Wednesday, February 1, 2023

DAC and ground in multicard systems

Now this has been a big mystery to me for a long time.

DACs tend to have two ground pins - digital and analog ground. It's not an insane thought to think that these should be connected to different ground planes. 

Reading up on this previously, the mantra has been that you could do this, but then the two ground planes should be connected under the DAC.

While this may be fine for a single DAC system, where the DAC is the only point where analog and digital meet up, my system is definitely nothing like this.
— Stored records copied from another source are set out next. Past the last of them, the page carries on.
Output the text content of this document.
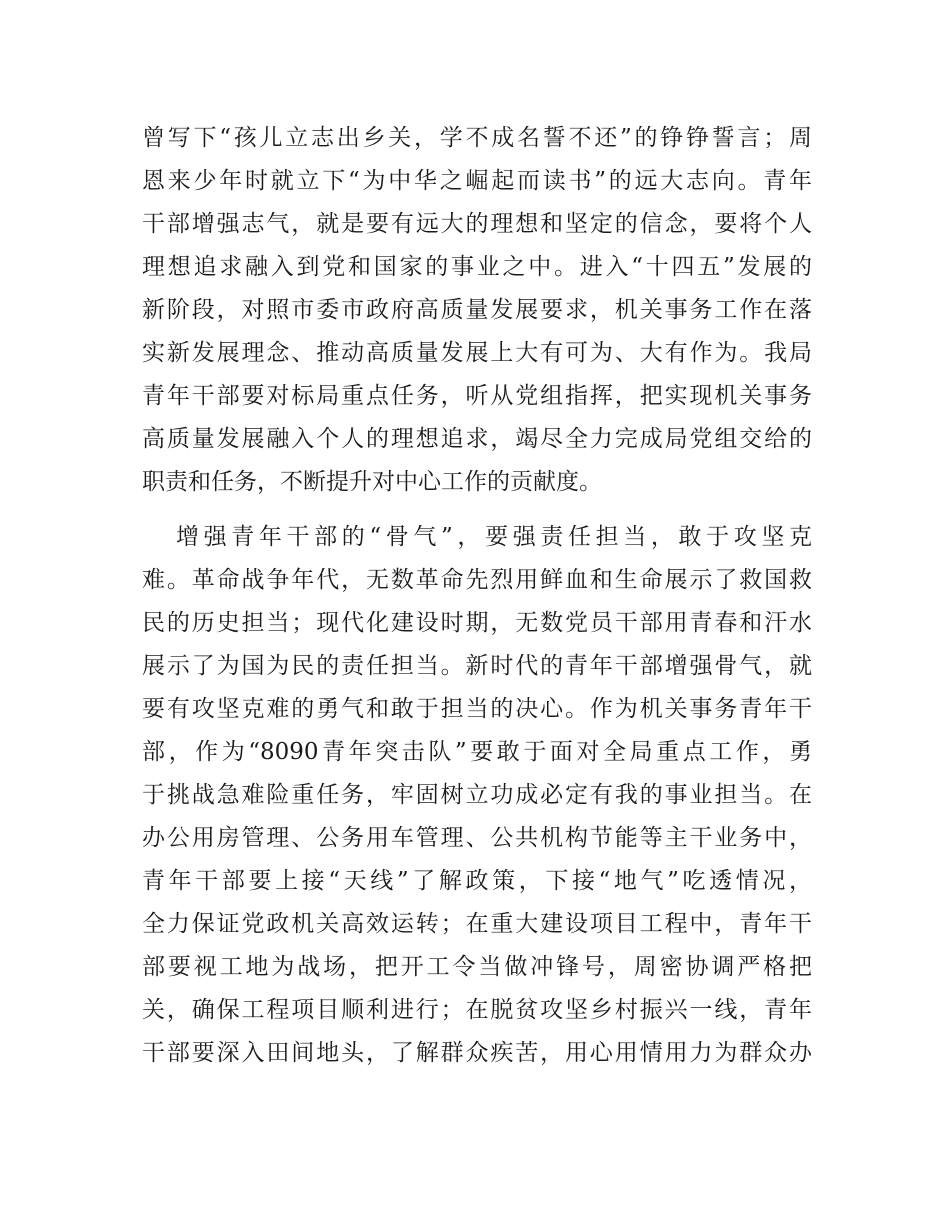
曾写下“孩儿立志出乡关，学不成名誓不还”的铮铮誓言；周
恩来少年时就立下“为中华之崛起而读书”的远大志向。青年
干部增强志气，就是要有远大的理想和坚定的信念，要将个人
理想追求融入到党和国家的事业之中。进入“十四五”发展的
新阶段，对照市委市政府高质量发展要求，机关事务工作在落
实新发展理念、推动高质量发展上大有可为、大有作为。我局
青年干部要对标局重点任务，听从党组指挥，把实现机关事务
高质量发展融入个人的理想追求，竭尽全力完成局党组交给的
职责和任务，不断提升对中心工作的贡献度。
增强青年干部的“骨气”，要强责任担当，敢于攻坚克
难。革命战争年代，无数革命先烈用鲜血和生命展示了救国救
民的历史担当；现代化建设时期，无数党员干部用青春和汗水
展示了为国为民的责任担当。新时代的青年干部增强骨气，就
要有攻坚克难的勇气和敢于担当的决心。作为机关事务青年干
部，作为“8090青年突击队”要敢于面对全局重点工作，勇
于挑战急难险重任务，牢固树立功成必定有我的事业担当。在
办公用房管理、公务用车管理、公共机构节能等主干业务中，
青年干部要上接“天线”了解政策，下接“地气”吃透情况，
全力保证党政机关高效运转；在重大建设项目工程中，青年干
部要视工地为战场，把开工令当做冲锋号，周密协调严格把
关，确保工程项目顺利进行；在脱贫攻坚乡村振兴一线，青年
干部要深入田间地头，了解群众疾苦，用心用情用力为群众办
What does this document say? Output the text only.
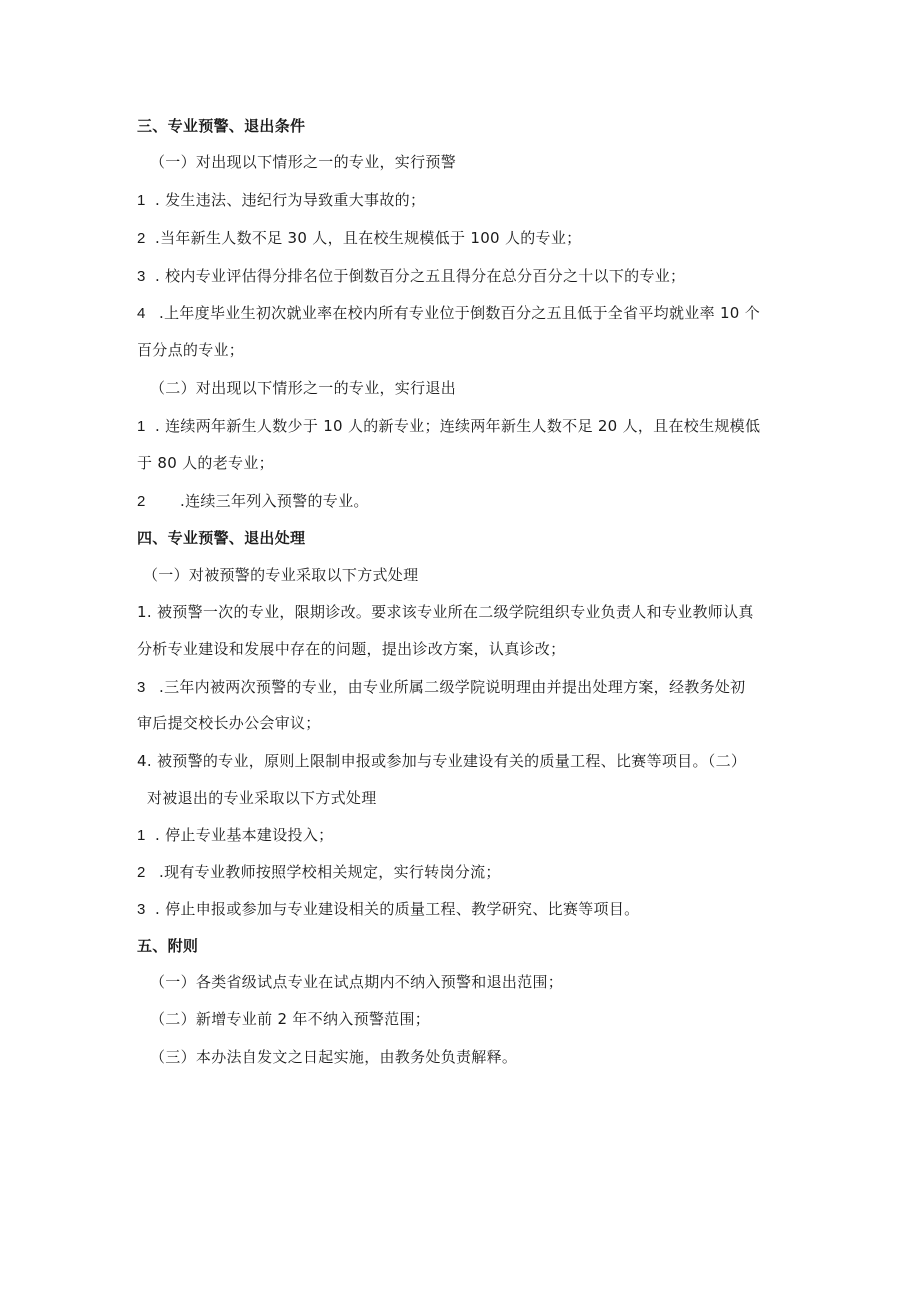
三、专业预警、退出条件
（一）对出现以下情形之一的专业，实行预警
1 . 发生违法、违纪行为导致重大事故的；
2 .当年新生人数不足 30 人，且在校生规模低于 100 人的专业；
3 . 校内专业评估得分排名位于倒数百分之五且得分在总分百分之十以下的专业；
4 .上年度毕业生初次就业率在校内所有专业位于倒数百分之五且低于全省平均就业率 10 个
百分点的专业；
（二）对出现以下情形之一的专业，实行退出
1 . 连续两年新生人数少于 10 人的新专业；连续两年新生人数不足 20 人，且在校生规模低
于 80 人的老专业；
2 .连续三年列入预警的专业。
四、专业预警、退出处理
（一）对被预警的专业采取以下方式处理
1. 被预警一次的专业，限期诊改。要求该专业所在二级学院组织专业负责人和专业教师认真
分析专业建设和发展中存在的问题，提出诊改方案，认真诊改；
3 .三年内被两次预警的专业，由专业所属二级学院说明理由并提出处理方案，经教务处初
审后提交校长办公会审议；
4. 被预警的专业，原则上限制申报或参加与专业建设有关的质量工程、比赛等项目。（二）
对被退出的专业采取以下方式处理
1 . 停止专业基本建设投入；
2 .现有专业教师按照学校相关规定，实行转岗分流；
3 . 停止申报或参加与专业建设相关的质量工程、教学研究、比赛等项目。
五、附则
（一）各类省级试点专业在试点期内不纳入预警和退出范围；
（二）新增专业前 2 年不纳入预警范围；
（三）本办法自发文之日起实施，由教务处负责解释。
I have multiple DACs on a single card, and multiple cards in the system. 

Connecting two DACs this way, with the grounds connected under both DACs, would (at least in my mind) create a ground loop which is not desireable. So what should a poor designer do?

Today I found this document: 

https://www.analog.com/media/en/training-seminars/tutorials/MT-031.pdf

"Grounding Data Converters and Solving the Mystery of "AGND" and "DGND" (MT-031)
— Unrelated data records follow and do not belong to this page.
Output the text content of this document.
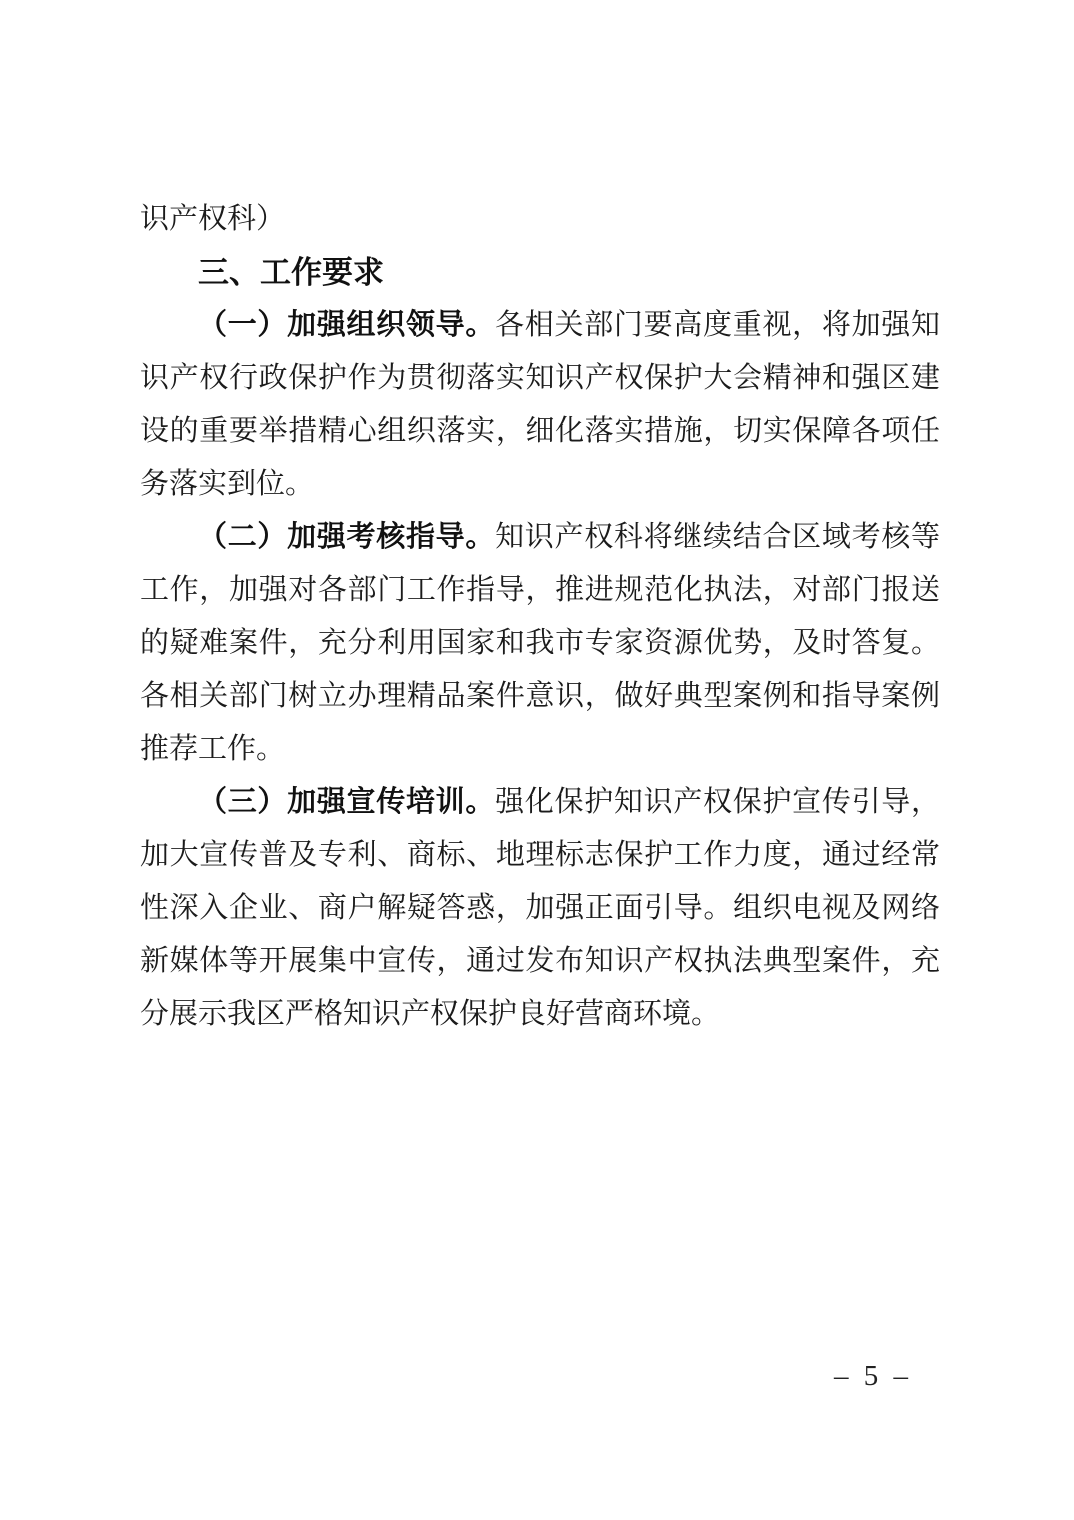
识产权科）
三、工作要求
（一）加强组织领导。各相关部门要高度重视，将加强知
识产权行政保护作为贯彻落实知识产权保护大会精神和强区建
设的重要举措精心组织落实，细化落实措施，切实保障各项任
务落实到位。
（二）加强考核指导。知识产权科将继续结合区域考核等
工作，加强对各部门工作指导，推进规范化执法，对部门报送
的疑难案件，充分利用国家和我市专家资源优势，及时答复。
各相关部门树立办理精品案件意识，做好典型案例和指导案例
推荐工作。
（三）加强宣传培训。强化保护知识产权保护宣传引导，
加大宣传普及专利、商标、地理标志保护工作力度，通过经常
性深入企业、商户解疑答惑，加强正面引导。组织电视及网络
新媒体等开展集中宣传，通过发布知识产权执法典型案件，充
分展示我区严格知识产权保护良好营商环境。
– 5 –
It describes in detail how to approach this, including the multi-card issue. A short short summary is:

- AGND and DGND _pins_ should both be connected to AGND at the package
- If V_digital is not the same voltage as V_analog, V_digital should be decoupled to AGND
- AGND and DGND planes should be connected at each card through Schottky diodes to prevent a potential difference buildup

There are a lot of other considerations and preconditions that have to be met, but this at least provides some good guidelines and explanations.

Ferrite beads

One advice still troubles me a bit though. Using ferrite beads. They seem like the magical solution. The problem however, is that every DIY'er out there treat them like they are all created equal. I did read about this earlier and it seems this is not at all true - you have to know a lot more about your circuit and pick the correct bead. Without this, you just waste money and board space. 

I'll see if I can find more about this later.